God Is With Us Forever

paint can
April 27, 2008

1 Peter 3:15-18 / John 14:15-21

A college student landed a summer job working on the street department of a small rural community in Indiana. The department was not too technologically advanced. So they gave the young man the job of painting the yellow line down the center of the county highway, and he had to do it by hand. After three days of this work his supervisor called him in and said, “I have some bad news for you. The first day on the job, you did great. You painted three miles of that yellow line. The second day was OK. You painted two more miles. But today was terrible. Today you only painted one mile. Each day your productivity has gone down, and this is unacceptable. You’re fired.” As the young man left the office, he looked back and he said, “You know it’s not entirely my fault. Each day I got farther away from the paint can.”

Sometimes I think we imagine God as paint can, as a presence outside of ourselves. We see God as a presence we can be closer to or farther away from, depending on where we stand. We think we are closer to God when we pray or when we do what is good. We locate God as being present in other places and people. We see God being present in the church or in the beauty of nature. We imagine God being present in saintly people like Mother Theresa or in church leaders like Pope Benedict. And of course God is present in all these people and places. But prior to any of these presences, God is present in you. God is not some paint can exterior to yourself. God is in your heart.

Now this is the message that comes to us from today’s gospel, because in the gospel, Jesus promises us the spirit of God. He tells us that this Spirit is the spirit of truth and the spirit will be with us forever. Now forever is a long time. Forever is always.

Jesus wants us know that God’s presence and God’s spirit is present to us always. God is closer to us than we are to ourselves. Now I know that this is not news to any of you. You would agree, “God is with me, God is in my heart.” Yet today I want that truth to sink in. The enormity of that truth has tremendous power to shape the way that we live.

God is with us always. God is with us even when we sin. God is with us neither judging us nor rejecting us but patiently waiting. God waits for us to see the wastefulness of our selfishness, the destructiveness of our anger, the foolishness of our prejudice. God is waiting and calling us to change.

God is with us when we succeed, when we love generously and serve faithfully. God is with us rejoicing in our goodness and calling us to more, inviting us to love even more deeply, to serve even more completely, to give more generously. God knows that the more generous we are, the happier we will be.

God is with us in our suffering—when our world falls apart, when the people we love leave us, when sickness and death surround us. God is with us, affirming us and calling us to patience and to courage.

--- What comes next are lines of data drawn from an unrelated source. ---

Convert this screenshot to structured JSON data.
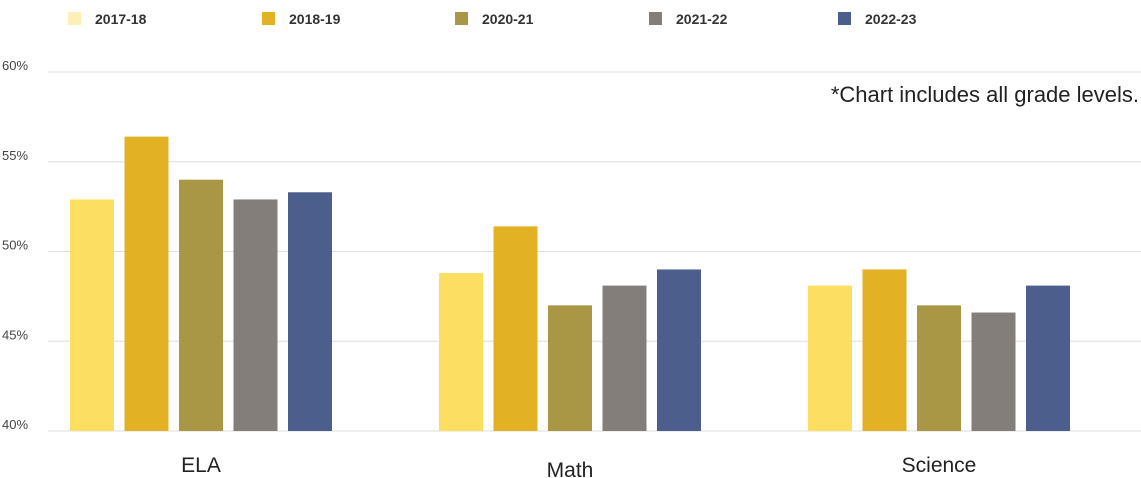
{
  "note": "*Chart includes all grade levels.",
  "chart_data": {
    "type": "bar",
    "categories": [
      "ELA",
      "Math",
      "Science"
    ],
    "series": [
      {
        "name": "2017-18",
        "values": [
          52.9,
          48.8,
          48.1
        ]
      },
      {
        "name": "2018-19",
        "values": [
          56.4,
          51.4,
          49.0
        ]
      },
      {
        "name": "2020-21",
        "values": [
          54.0,
          47.0,
          47.0
        ]
      },
      {
        "name": "2021-22",
        "values": [
          52.9,
          48.1,
          46.6
        ]
      },
      {
        "name": "2022-23",
        "values": [
          53.3,
          49.0,
          48.1
        ]
      }
    ],
    "colors": [
      "#FCDF60",
      "#E3B224",
      "#AA9745",
      "#837E79",
      "#4C5E8B"
    ],
    "legend_colors": [
      "#FCF0B6",
      "#E3B224",
      "#AA9745",
      "#837E79",
      "#4C5E8B"
    ],
    "ylim": [
      40,
      60
    ],
    "yticks": [
      "40%",
      "45%",
      "50%",
      "55%",
      "60%"
    ],
    "grid": true,
    "legend": "top-left"
  }
}
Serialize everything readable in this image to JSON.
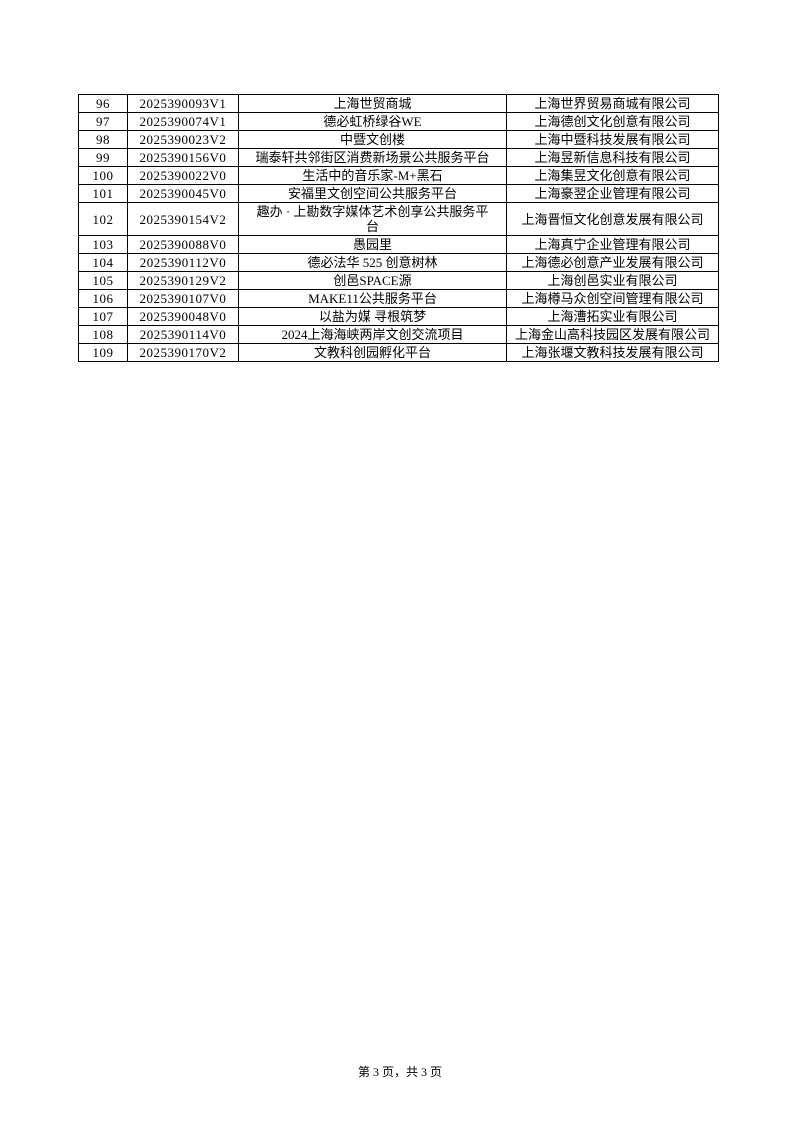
{
  "table": {
    "rows": [
      {
        "no": "96",
        "code": "2025390093V1",
        "name": "上海世贸商城",
        "company": "上海世界贸易商城有限公司"
      },
      {
        "no": "97",
        "code": "2025390074V1",
        "name": "德必虹桥绿谷WE",
        "company": "上海德创文化创意有限公司"
      },
      {
        "no": "98",
        "code": "2025390023V2",
        "name": "中暨文创楼",
        "company": "上海中暨科技发展有限公司"
      },
      {
        "no": "99",
        "code": "2025390156V0",
        "name": "瑞泰轩共邻街区消费新场景公共服务平台",
        "company": "上海昱新信息科技有限公司"
      },
      {
        "no": "100",
        "code": "2025390022V0",
        "name": "生活中的音乐家-M+黑石",
        "company": "上海集昱文化创意有限公司"
      },
      {
        "no": "101",
        "code": "2025390045V0",
        "name": "安福里文创空间公共服务平台",
        "company": "上海豪翌企业管理有限公司"
      },
      {
        "no": "102",
        "code": "2025390154V2",
        "name": "趣办 · 上勘数字媒体艺术创享公共服务平\n台",
        "company": "上海晋恒文化创意发展有限公司"
      },
      {
        "no": "103",
        "code": "2025390088V0",
        "name": "愚园里",
        "company": "上海真宁企业管理有限公司"
      },
      {
        "no": "104",
        "code": "2025390112V0",
        "name": "德必法华 525 创意树林",
        "company": "上海德必创意产业发展有限公司"
      },
      {
        "no": "105",
        "code": "2025390129V2",
        "name": "创邑SPACE源",
        "company": "上海创邑实业有限公司"
      },
      {
        "no": "106",
        "code": "2025390107V0",
        "name": "MAKE11公共服务平台",
        "company": "上海樽马众创空间管理有限公司"
      },
      {
        "no": "107",
        "code": "2025390048V0",
        "name": "以盐为媒 寻根筑梦",
        "company": "上海漕拓实业有限公司"
      },
      {
        "no": "108",
        "code": "2025390114V0",
        "name": "2024上海海峡两岸文创交流项目",
        "company": "上海金山高科技园区发展有限公司"
      },
      {
        "no": "109",
        "code": "2025390170V2",
        "name": "文教科创园孵化平台",
        "company": "上海张堰文教科技发展有限公司"
      }
    ]
  },
  "footer": {
    "text": "第 3 页，共 3 页"
  }
}
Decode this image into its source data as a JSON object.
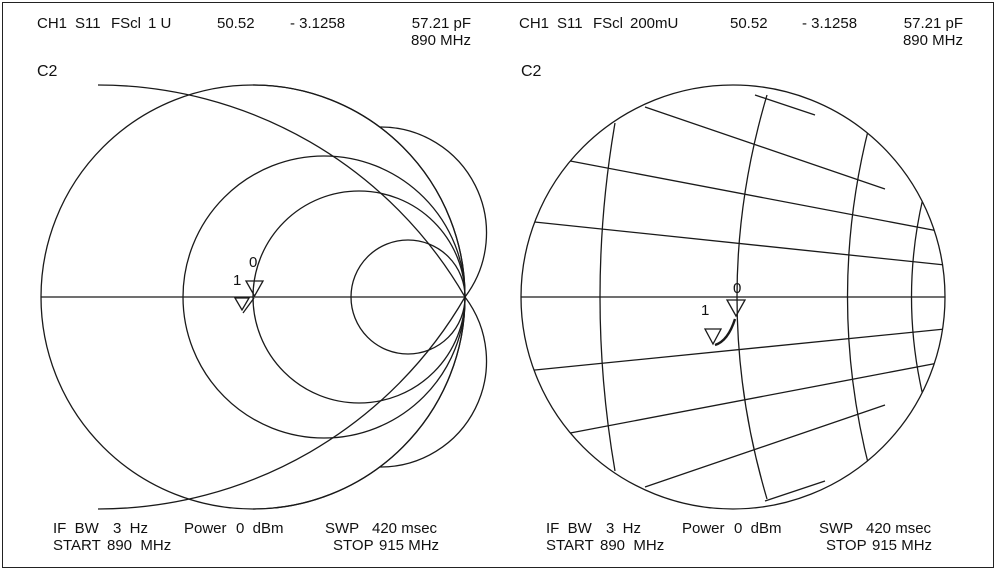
{
  "left_panel": {
    "header": {
      "channel": "CH1",
      "param": "S11",
      "scale_label": "FScl",
      "scale_value": "1 U",
      "real_value": "50.52",
      "imag_value": "- 3.1258",
      "capacitance": "57.21 pF",
      "marker_freq": "890 MHz",
      "trace_label": "C2"
    },
    "footer": {
      "if_bw_label": "IF  BW",
      "if_bw_value": "3  Hz",
      "power_label": "Power",
      "power_value": "0  dBm",
      "swp_label": "SWP",
      "swp_value": "420 msec",
      "start_label": "START",
      "start_value": "890  MHz",
      "stop_label": "STOP",
      "stop_value": "915 MHz"
    },
    "markers": {
      "m1": "1",
      "m0": "0"
    }
  },
  "right_panel": {
    "header": {
      "channel": "CH1",
      "param": "S11",
      "scale_label": "FScl",
      "scale_value": "200mU",
      "real_value": "50.52",
      "imag_value": "- 3.1258",
      "capacitance": "57.21 pF",
      "marker_freq": "890 MHz",
      "trace_label": "C2"
    },
    "footer": {
      "if_bw_label": "IF  BW",
      "if_bw_value": "3  Hz",
      "power_label": "Power",
      "power_value": "0  dBm",
      "swp_label": "SWP",
      "swp_value": "420 msec",
      "start_label": "START",
      "start_value": "890  MHz",
      "stop_label": "STOP",
      "stop_value": "915 MHz"
    },
    "markers": {
      "m1": "1",
      "m0": "0"
    }
  },
  "colors": {
    "line": "#1a1a1a",
    "background": "#ffffff"
  }
}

God is with us forever. God is closer to us than we are to ourselves. It is only when we know this truth that we can be people of hope. For what is hope? Hope is to believe that there is something beyond our strength and our cleverness and our abilities. Even though we are always called to use our strength and cleverness and abilities, when they fail us, hope can continue. There is something beyond ourselves which is close to us: the presence of God. Because of that presence, we can hope even when we lose our job, even when we discover that our son is abusing drugs, even when our marriage fails, even when we are handed a frightening diagnosis from the doctor, even when we hurt someone we love, even when death is on the horizon.

There is a beautiful line in today’s second reading. It says, “Always be prepared to give your defense to anyone who wants an explanation of the hope that is within you.” Always be ready to explain why we are people of hope. We are people of hope because God is with us. God is with us now and always. God is with us forever. We are not alone. God is not some paint can we can leave behind. God is in our hearts and that presence is with us now. So let us live in God’s spirit. Let us claim God’s dwelling within us. Let us give voice to the hope that is the sure sign that now and always we are children of God.